1. What if the costs and benefits themselves were dynamic models? Imagine a scenario where the costs and benefits change according to market dynamics, competitors’ actions, customer behavior, or even customer variables. This adds another layer of complexity, as we would need to predict these parameters too.
2. What if we also include the costs of False Negatives and the benefits of True Negatives? Usually, the cost of False Negatives is neglected as it’s considered a missed opportunity.
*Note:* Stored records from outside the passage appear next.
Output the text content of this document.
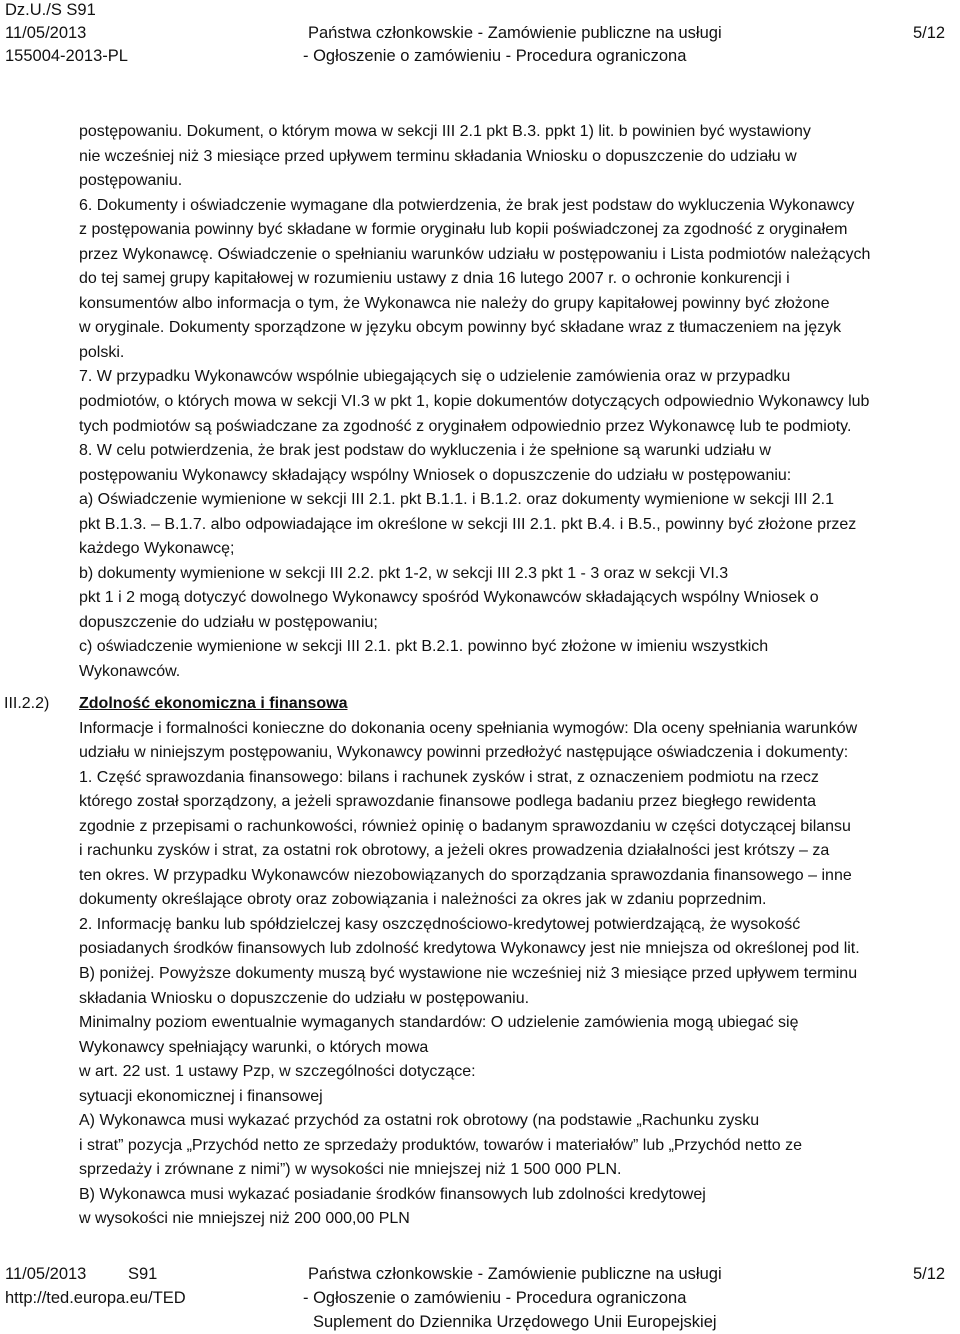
Dz.U./S S91
11/05/2013
155004-2013-PL
Państwa członkowskie - Zamówienie publiczne na usługi
- Ogłoszenie o zamówieniu - Procedura ograniczona
5/12

postępowaniu. Dokument, o którym mowa w sekcji III 2.1 pkt B.3. ppkt 1) lit. b powinien być wystawiony

nie wcześniej niż 3 miesiące przed upływem terminu składania Wniosku o dopuszczenie do udziału w

postępowaniu.

6. Dokumenty i oświadczenie wymagane dla potwierdzenia, że brak jest podstaw do wykluczenia Wykonawcy

z postępowania powinny być składane w formie oryginału lub kopii poświadczonej za zgodność z oryginałem

przez Wykonawcę. Oświadczenie o spełnianiu warunków udziału w postępowaniu i Lista podmiotów należących

do tej samej grupy kapitałowej w rozumieniu ustawy z dnia 16 lutego 2007 r. o ochronie konkurencji i

konsumentów albo informacja o tym, że Wykonawca nie należy do grupy kapitałowej powinny być złożone

w oryginale. Dokumenty sporządzone w języku obcym powinny być składane wraz z tłumaczeniem na język

polski.

7. W przypadku Wykonawców wspólnie ubiegających się o udzielenie zamówienia oraz w przypadku

podmiotów, o których mowa w sekcji VI.3 w pkt 1, kopie dokumentów dotyczących odpowiednio Wykonawcy lub

tych podmiotów są poświadczane za zgodność z oryginałem odpowiednio przez Wykonawcę lub te podmioty.

8. W celu potwierdzenia, że brak jest podstaw do wykluczenia i że spełnione są warunki udziału w

postępowaniu Wykonawcy składający wspólny Wniosek o dopuszczenie do udziału w postępowaniu:

a) Oświadczenie wymienione w sekcji III 2.1. pkt B.1.1. i B.1.2. oraz dokumenty wymienione w sekcji III 2.1

pkt B.1.3. – B.1.7. albo odpowiadające im określone w sekcji III 2.1. pkt B.4. i B.5., powinny być złożone przez

każdego Wykonawcę;

b) dokumenty wymienione w sekcji III 2.2. pkt 1-2, w sekcji III 2.3 pkt 1 - 3 oraz w sekcji VI.3

pkt 1 i 2 mogą dotyczyć dowolnego Wykonawcy spośród Wykonawców składających wspólny Wniosek o

dopuszczenie do udziału w postępowaniu;

c) oświadczenie wymienione w sekcji III 2.1. pkt B.2.1. powinno być złożone w imieniu wszystkich

Wykonawców.

III.2.2) Zdolność ekonomiczna i finansowa

Informacje i formalności konieczne do dokonania oceny spełniania wymogów: Dla oceny spełniania warunków

udziału w niniejszym postępowaniu, Wykonawcy powinni przedłożyć następujące oświadczenia i dokumenty:

1. Część sprawozdania finansowego: bilans i rachunek zysków i strat, z oznaczeniem podmiotu na rzecz

którego został sporządzony, a jeżeli sprawozdanie finansowe podlega badaniu przez biegłego rewidenta

zgodnie z przepisami o rachunkowości, również opinię o badanym sprawozdaniu w części dotyczącej bilansu

i rachunku zysków i strat, za ostatni rok obrotowy, a jeżeli okres prowadzenia działalności jest krótszy – za

ten okres. W przypadku Wykonawców niezobowiązanych do sporządzania sprawozdania finansowego – inne

dokumenty określające obroty oraz zobowiązania i należności za okres jak w zdaniu poprzednim.

2. Informację banku lub spółdzielczej kasy oszczędnościowo-kredytowej potwierdzającą, że wysokość

posiadanych środków finansowych lub zdolność kredytowa Wykonawcy jest nie mniejsza od określonej pod lit.

B) poniżej. Powyższe dokumenty muszą być wystawione nie wcześniej niż 3 miesiące przed upływem terminu

składania Wniosku o dopuszczenie do udziału w postępowaniu.

Minimalny poziom ewentualnie wymaganych standardów: O udzielenie zamówienia mogą ubiegać się

Wykonawcy spełniający warunki, o których mowa

w art. 22 ust. 1 ustawy Pzp, w szczególności dotyczące:

sytuacji ekonomicznej i finansowej

A) Wykonawca musi wykazać przychód za ostatni rok obrotowy (na podstawie „Rachunku zysku

i strat” pozycja „Przychód netto ze sprzedaży produktów, towarów i materiałów” lub „Przychód netto ze

sprzedaży i zrównane z nimi”) w wysokości nie mniejszej niż 1 500 000 PLN.

B) Wykonawca musi wykazać posiadanie środków finansowych lub zdolności kredytowej

w wysokości nie mniejszej niż 200 000,00 PLN

11/05/2013	S91
http://ted.europa.eu/TED
Państwa członkowskie - Zamówienie publiczne na usługi
- Ogłoszenie o zamówieniu - Procedura ograniczona
Suplement do Dziennika Urzędowego Unii Europejskiej
5/12
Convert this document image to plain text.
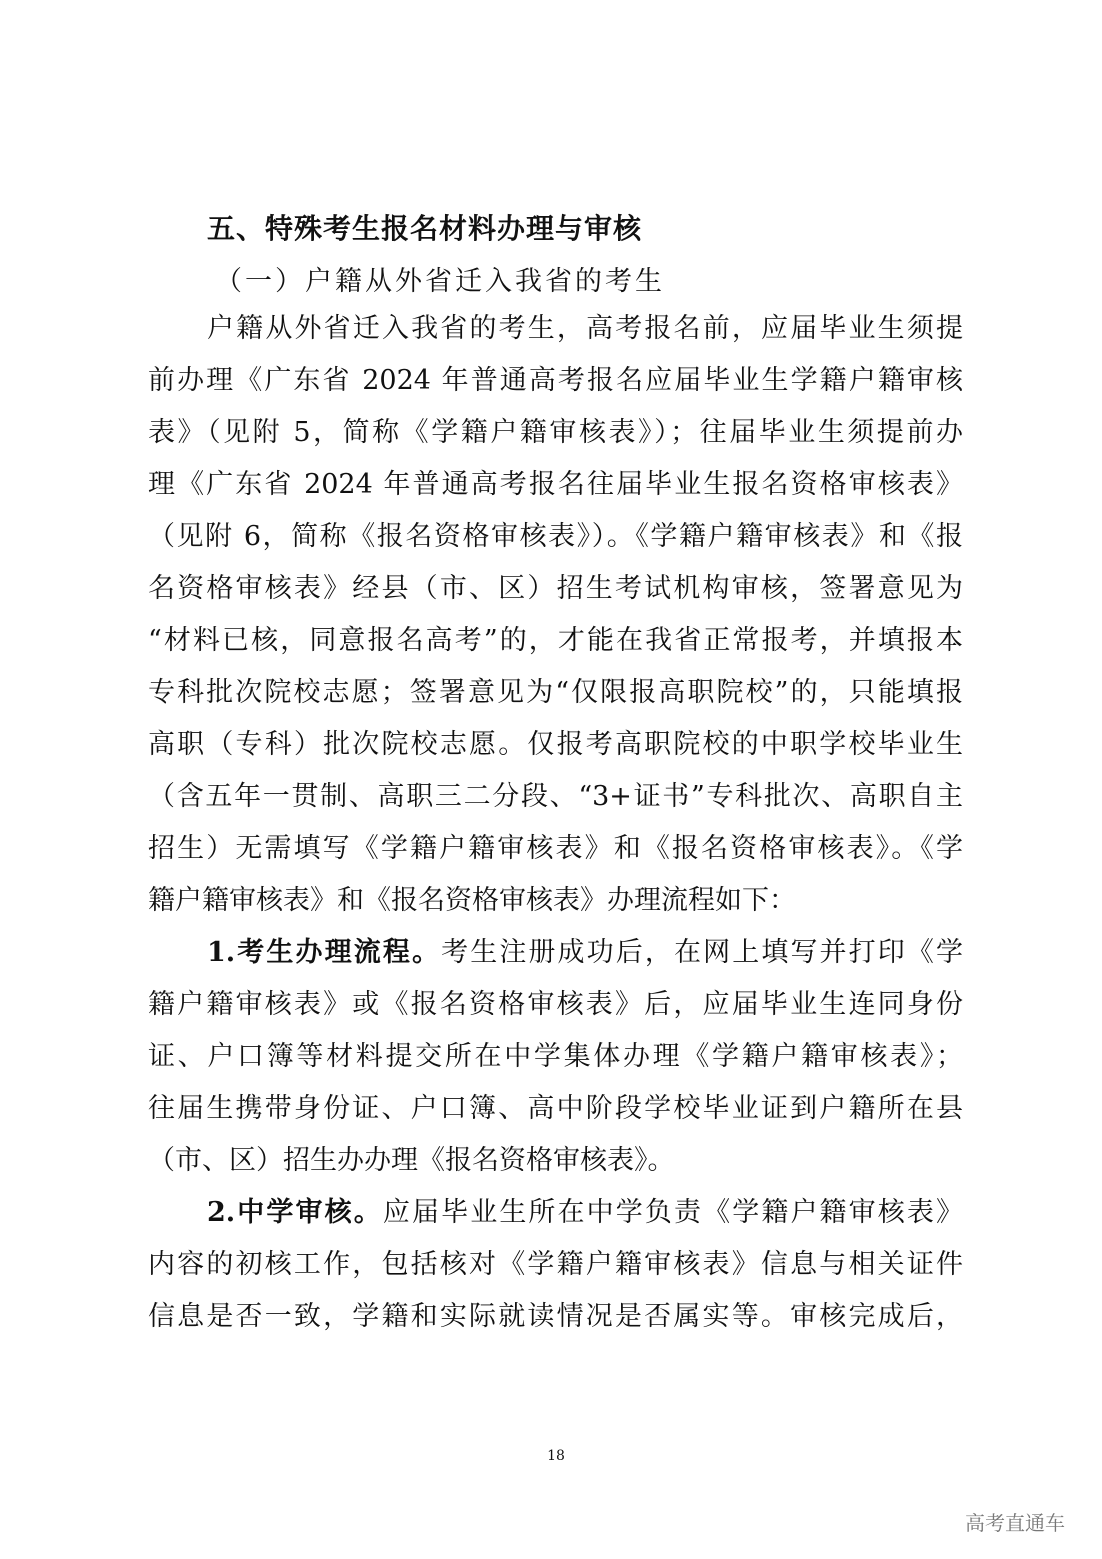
五、特殊考生报名材料办理与审核
（一）户籍从外省迁入我省的考生
户籍从外省迁入我省的考生，高考报名前，应届毕业生须提
前办理《广东省 2024 年普通高考报名应届毕业生学籍户籍审核
表》（见附 5，简称《学籍户籍审核表》）；往届毕业生须提前办
理《广东省 2024 年普通高考报名往届毕业生报名资格审核表》
（见附 6，简称《报名资格审核表》）。《学籍户籍审核表》和《报
名资格审核表》经县（市、区）招生考试机构审核，签署意见为
“材料已核，同意报名高考”的，才能在我省正常报考，并填报本
专科批次院校志愿；签署意见为“仅限报高职院校”的，只能填报
高职（专科）批次院校志愿。仅报考高职院校的中职学校毕业生
（含五年一贯制、高职三二分段、“3+证书”专科批次、高职自主
招生）无需填写《学籍户籍审核表》和《报名资格审核表》。《学
籍户籍审核表》和《报名资格审核表》办理流程如下：
1.考生办理流程。考生注册成功后，在网上填写并打印《学
籍户籍审核表》或《报名资格审核表》后，应届毕业生连同身份
证、户口簿等材料提交所在中学集体办理《学籍户籍审核表》；
往届生携带身份证、户口簿、高中阶段学校毕业证到户籍所在县
（市、区）招生办办理《报名资格审核表》。
2.中学审核。应届毕业生所在中学负责《学籍户籍审核表》
内容的初核工作，包括核对《学籍户籍审核表》信息与相关证件
信息是否一致，学籍和实际就读情况是否属实等。审核完成后，
18
高考直通车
But what if not reaching out to a customer right now means they are more likely to be receptive later or the opportunity for another company to contact our client? How would the model adapt to this?

Conclusions

Navigating the complex landscape of marketing using machine learning classification models is much like a captain steering through tumultuous waters. The models provide a powerful means to predict customer behavior. However, it is essential to calibrate the model’s probabilities and anchor them to real-world financial outcomes.

By employing Platt Scaling for calibration and incorporating the Cost-Benefit Matrix into our analysis, we turn the raw predictions into actionable insights. The Expected Profit Curve and optimal threshold determination guide us in maximizing our returns.

But let’s not forget that the seas are ever-changing. The costs, benefits, and customer behavior are dynamic. So should be our models and strategies. It is essential to continually adapt and learn, much like the machine learning models we employ.

As you set sail on your next marketing campaign, remember that the winds of data are at your back, but it’s the rudder of calibrated and financially informed decision-making that will steer you to bountiful shores.